MPP-Qwen-Next is an innovative project that builds upon the Qwen language model to introduce a multimodal approach, allowing for advanced processing and understanding of both text and visual data. This development is a significant leap in machine learning, offering enhanced capabilities for image and video interactions.

News

Over the past months, several key updates have been made to the project:

June 2024: The release of the open-source MPP-Qwen-Next soft fine-tuning (sft) weights (15GB). These resources can be accessed via Modelscope and a Baidu Cloud link.
June 2024: Integration of LLaVA's multi-round dialogue sft data and VideoChatGPT's 100k sft data, enabling support for image multi-round dialogues, video dialogues, and emerging capabilities for multi-image conversations.
May 2024: Code support expanded to include multi-round dialogue sft, video sft, and multi-image sft.
April 2024: Enhanced dialogue effects with support for multi-GPU inference and chat template adjustments.

Framework

The framework integrates sophisticated techniques to allow seamless interactions across multiple modalities like images and videos, supporting complex dialogues and interpretative functions.

Features

Image Single-turn Q&A: The system can efficiently process single image queries and generate accurate responses.
Image Multi-turn Dialogue: Engages in ongoing dialogue with users about image content, enhancing interaction quality.
Video Dialogue: Processes video content for more dynamic and contextually rich conversations.
Multi-image Dialogue: Though initially without specific training, this model developed the ability to compare and contrast different images after video sft.

Installation

The installation is straightforward. Create a new Python environment and activate it using conda:

conda create -n minigpt4qwen python=3.8 && conda activate minigpt4qwen
pip install -e .

Weight & Data Preparation

Store all necessary model weights and datasets in the cache directory as outlined in the provided structure. Detailed instructions are available in WEIGHT.md and DATA.md.

Inference

Before running inference, configure your model weights as per [WEIGHT.md], and download the sft model weights (15GB) from the preferred source.

Single-GPU Inference:

python cli_demo.py --model-type qwen7b_chat -c lavis/output/pp_7b_video/sft_video/global_step2005/unfreeze_llm_model.pth

Multi-GPU Inference using device map:

python cli_demo.py --model-type qwen7b_chat -c lavis/output/pp_7b_video/sft_video/global_step2005/unfreeze_llm_model.pth --llm_device_map "auto"

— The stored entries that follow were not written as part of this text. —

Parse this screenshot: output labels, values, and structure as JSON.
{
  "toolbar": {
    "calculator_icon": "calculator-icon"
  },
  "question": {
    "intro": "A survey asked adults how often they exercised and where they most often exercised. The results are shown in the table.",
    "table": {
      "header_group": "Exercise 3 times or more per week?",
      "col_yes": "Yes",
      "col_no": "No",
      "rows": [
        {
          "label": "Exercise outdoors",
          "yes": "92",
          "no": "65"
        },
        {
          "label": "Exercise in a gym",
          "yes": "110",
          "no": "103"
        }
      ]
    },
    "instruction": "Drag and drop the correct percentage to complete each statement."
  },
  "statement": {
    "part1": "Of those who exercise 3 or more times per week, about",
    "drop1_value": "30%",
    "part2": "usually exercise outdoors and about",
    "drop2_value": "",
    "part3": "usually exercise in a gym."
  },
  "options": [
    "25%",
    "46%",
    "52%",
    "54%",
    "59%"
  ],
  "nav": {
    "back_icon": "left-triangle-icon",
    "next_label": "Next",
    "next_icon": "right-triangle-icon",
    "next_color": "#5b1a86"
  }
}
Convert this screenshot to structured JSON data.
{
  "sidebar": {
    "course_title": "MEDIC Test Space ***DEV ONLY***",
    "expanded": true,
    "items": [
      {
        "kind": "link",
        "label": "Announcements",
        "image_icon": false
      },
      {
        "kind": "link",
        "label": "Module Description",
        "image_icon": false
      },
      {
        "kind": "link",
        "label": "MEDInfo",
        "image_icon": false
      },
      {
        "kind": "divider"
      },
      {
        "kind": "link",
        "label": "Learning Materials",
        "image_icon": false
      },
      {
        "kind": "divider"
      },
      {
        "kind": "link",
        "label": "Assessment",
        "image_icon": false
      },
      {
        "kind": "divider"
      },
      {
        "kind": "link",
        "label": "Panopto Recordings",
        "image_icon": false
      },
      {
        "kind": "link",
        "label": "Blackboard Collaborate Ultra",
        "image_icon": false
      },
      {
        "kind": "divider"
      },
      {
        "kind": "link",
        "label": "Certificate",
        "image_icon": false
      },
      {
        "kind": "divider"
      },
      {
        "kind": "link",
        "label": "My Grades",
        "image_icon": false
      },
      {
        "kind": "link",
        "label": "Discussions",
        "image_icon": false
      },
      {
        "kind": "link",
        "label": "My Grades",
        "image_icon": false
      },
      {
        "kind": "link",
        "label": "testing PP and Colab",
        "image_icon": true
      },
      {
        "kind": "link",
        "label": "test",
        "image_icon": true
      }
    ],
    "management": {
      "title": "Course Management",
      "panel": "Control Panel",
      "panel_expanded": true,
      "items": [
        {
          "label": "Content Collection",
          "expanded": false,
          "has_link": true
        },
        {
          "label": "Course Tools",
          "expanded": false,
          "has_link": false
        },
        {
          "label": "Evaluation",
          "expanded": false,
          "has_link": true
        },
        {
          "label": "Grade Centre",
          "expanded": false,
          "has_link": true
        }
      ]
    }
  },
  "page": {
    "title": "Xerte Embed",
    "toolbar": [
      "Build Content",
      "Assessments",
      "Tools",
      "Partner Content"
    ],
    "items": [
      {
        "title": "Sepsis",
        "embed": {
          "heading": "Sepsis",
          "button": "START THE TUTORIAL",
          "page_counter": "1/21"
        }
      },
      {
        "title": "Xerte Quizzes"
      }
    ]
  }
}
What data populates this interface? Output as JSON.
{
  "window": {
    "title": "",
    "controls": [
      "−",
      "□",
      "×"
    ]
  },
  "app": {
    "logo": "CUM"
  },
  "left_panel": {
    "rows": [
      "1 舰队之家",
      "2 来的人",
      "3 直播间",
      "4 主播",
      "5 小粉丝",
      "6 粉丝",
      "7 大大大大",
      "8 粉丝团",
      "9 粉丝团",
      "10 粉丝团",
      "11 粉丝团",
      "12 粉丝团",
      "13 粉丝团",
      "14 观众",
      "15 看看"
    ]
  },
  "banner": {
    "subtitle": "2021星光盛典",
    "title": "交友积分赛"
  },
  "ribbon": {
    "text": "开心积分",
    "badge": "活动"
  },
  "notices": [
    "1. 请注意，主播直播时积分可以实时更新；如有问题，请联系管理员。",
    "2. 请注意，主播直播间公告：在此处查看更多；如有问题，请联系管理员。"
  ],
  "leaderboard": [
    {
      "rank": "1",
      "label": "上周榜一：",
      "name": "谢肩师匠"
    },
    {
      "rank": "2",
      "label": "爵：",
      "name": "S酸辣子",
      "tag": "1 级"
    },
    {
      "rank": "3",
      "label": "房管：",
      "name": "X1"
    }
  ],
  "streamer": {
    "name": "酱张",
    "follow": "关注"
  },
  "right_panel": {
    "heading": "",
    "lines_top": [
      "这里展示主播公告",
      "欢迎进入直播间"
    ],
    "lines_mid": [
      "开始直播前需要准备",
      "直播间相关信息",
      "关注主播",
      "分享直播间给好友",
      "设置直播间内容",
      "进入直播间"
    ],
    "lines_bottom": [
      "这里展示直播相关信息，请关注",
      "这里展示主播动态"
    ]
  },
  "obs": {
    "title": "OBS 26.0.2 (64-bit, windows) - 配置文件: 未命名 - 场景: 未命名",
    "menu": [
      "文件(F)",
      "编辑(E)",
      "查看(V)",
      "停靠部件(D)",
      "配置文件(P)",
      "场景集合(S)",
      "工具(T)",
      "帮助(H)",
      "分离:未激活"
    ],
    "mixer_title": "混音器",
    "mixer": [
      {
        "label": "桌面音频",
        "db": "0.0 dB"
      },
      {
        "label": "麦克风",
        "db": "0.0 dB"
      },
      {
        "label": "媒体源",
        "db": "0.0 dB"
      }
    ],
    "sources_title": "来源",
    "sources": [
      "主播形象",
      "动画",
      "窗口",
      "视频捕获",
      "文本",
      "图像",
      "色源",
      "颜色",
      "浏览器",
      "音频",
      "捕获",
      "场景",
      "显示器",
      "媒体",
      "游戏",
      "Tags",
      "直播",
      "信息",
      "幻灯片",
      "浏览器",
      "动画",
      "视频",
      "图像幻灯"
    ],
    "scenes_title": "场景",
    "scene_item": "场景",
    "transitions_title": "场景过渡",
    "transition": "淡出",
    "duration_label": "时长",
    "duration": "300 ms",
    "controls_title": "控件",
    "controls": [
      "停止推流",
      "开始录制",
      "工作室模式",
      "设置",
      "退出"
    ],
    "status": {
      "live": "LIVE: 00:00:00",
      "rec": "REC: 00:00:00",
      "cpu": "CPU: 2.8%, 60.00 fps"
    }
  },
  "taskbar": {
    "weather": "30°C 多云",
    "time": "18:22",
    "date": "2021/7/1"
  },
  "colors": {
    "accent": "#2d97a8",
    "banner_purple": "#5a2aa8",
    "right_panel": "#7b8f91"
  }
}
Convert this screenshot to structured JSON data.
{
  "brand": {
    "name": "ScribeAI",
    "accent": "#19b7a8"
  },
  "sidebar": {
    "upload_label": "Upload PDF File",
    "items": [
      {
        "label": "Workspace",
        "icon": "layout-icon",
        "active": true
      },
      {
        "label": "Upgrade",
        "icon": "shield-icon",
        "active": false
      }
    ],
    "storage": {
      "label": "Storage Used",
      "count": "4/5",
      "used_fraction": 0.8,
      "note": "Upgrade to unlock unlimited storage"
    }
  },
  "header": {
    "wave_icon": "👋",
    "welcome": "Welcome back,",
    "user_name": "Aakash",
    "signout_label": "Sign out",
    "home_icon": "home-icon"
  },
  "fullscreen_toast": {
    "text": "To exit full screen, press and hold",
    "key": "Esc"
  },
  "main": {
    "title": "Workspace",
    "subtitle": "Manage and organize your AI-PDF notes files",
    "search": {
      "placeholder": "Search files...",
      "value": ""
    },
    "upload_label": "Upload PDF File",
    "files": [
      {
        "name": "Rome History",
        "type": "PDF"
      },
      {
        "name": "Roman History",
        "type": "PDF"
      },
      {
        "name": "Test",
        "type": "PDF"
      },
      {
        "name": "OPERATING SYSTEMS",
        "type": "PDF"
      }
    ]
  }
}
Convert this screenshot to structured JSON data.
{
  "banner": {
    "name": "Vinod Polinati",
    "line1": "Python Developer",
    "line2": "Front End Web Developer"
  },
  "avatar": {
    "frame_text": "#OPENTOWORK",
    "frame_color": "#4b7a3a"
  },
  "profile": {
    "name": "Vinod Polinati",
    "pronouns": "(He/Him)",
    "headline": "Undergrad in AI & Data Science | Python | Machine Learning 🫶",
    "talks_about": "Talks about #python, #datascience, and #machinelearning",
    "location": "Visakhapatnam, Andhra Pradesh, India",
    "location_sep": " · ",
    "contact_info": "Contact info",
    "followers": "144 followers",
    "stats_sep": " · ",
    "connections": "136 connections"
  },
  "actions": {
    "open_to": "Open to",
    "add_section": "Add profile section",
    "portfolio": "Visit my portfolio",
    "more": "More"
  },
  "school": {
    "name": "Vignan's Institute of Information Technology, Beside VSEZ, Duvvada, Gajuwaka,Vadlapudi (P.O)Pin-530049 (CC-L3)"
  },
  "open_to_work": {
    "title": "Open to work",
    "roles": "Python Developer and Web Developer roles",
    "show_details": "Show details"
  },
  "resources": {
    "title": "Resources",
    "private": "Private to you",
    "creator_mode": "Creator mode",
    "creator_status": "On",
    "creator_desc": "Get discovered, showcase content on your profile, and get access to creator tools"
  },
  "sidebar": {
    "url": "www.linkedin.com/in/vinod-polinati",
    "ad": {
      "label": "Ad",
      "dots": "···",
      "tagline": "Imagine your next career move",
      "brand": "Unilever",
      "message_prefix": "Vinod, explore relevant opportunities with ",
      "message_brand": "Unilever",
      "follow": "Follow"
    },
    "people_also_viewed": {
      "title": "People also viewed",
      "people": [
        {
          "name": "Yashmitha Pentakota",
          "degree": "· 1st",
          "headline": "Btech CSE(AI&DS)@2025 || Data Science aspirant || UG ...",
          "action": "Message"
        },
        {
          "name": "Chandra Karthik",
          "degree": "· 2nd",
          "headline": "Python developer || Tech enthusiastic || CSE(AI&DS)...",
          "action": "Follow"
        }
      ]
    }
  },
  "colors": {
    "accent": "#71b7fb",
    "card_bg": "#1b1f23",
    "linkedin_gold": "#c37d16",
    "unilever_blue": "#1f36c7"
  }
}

Pipeline Parallel Training (PP+DP)

This advanced training setup is designed for efficient resource use across multiple GPUs.

Pretrain

Configure and run the pretrain script:

python -m torch.distributed.run --nproc_per_node=8 train_pipeline.py --cfg-path lavis/projects/pp_qwen7b_video/pretrain.yaml --num-stages 2

SFT

Configure and run the sft script:

python -m torch.distributed.run --nproc_per_node=8 train_pipeline.py --cfg-path lavis/projects/pp_qwen7b_video/sft.yaml --num-stages 8

Acknowledgement

The project utilizes frameworks and data from various sources:

Lavis for core scaffolding and use of components like BLIP2's ViT and Q-former.
QwenLM for its language modeling.
DeepSpeed for facilitating efficient multi-GPU operations and pipeline parallelism.
LLaVA and VideoChatGPT for training paradigms and datasets.

License

This project is primarily based on Lavis with a BSD 3-Clause License, and it incorporates Qwen-7B-Chat, which is licensed for research and development under its respective terms.

The MPP-Qwen-Next project marks a substantial development in the multi-modal AI field, reflecting an amalgamation of state-of-the-art techniques and collaborative innovations from various AI research projects.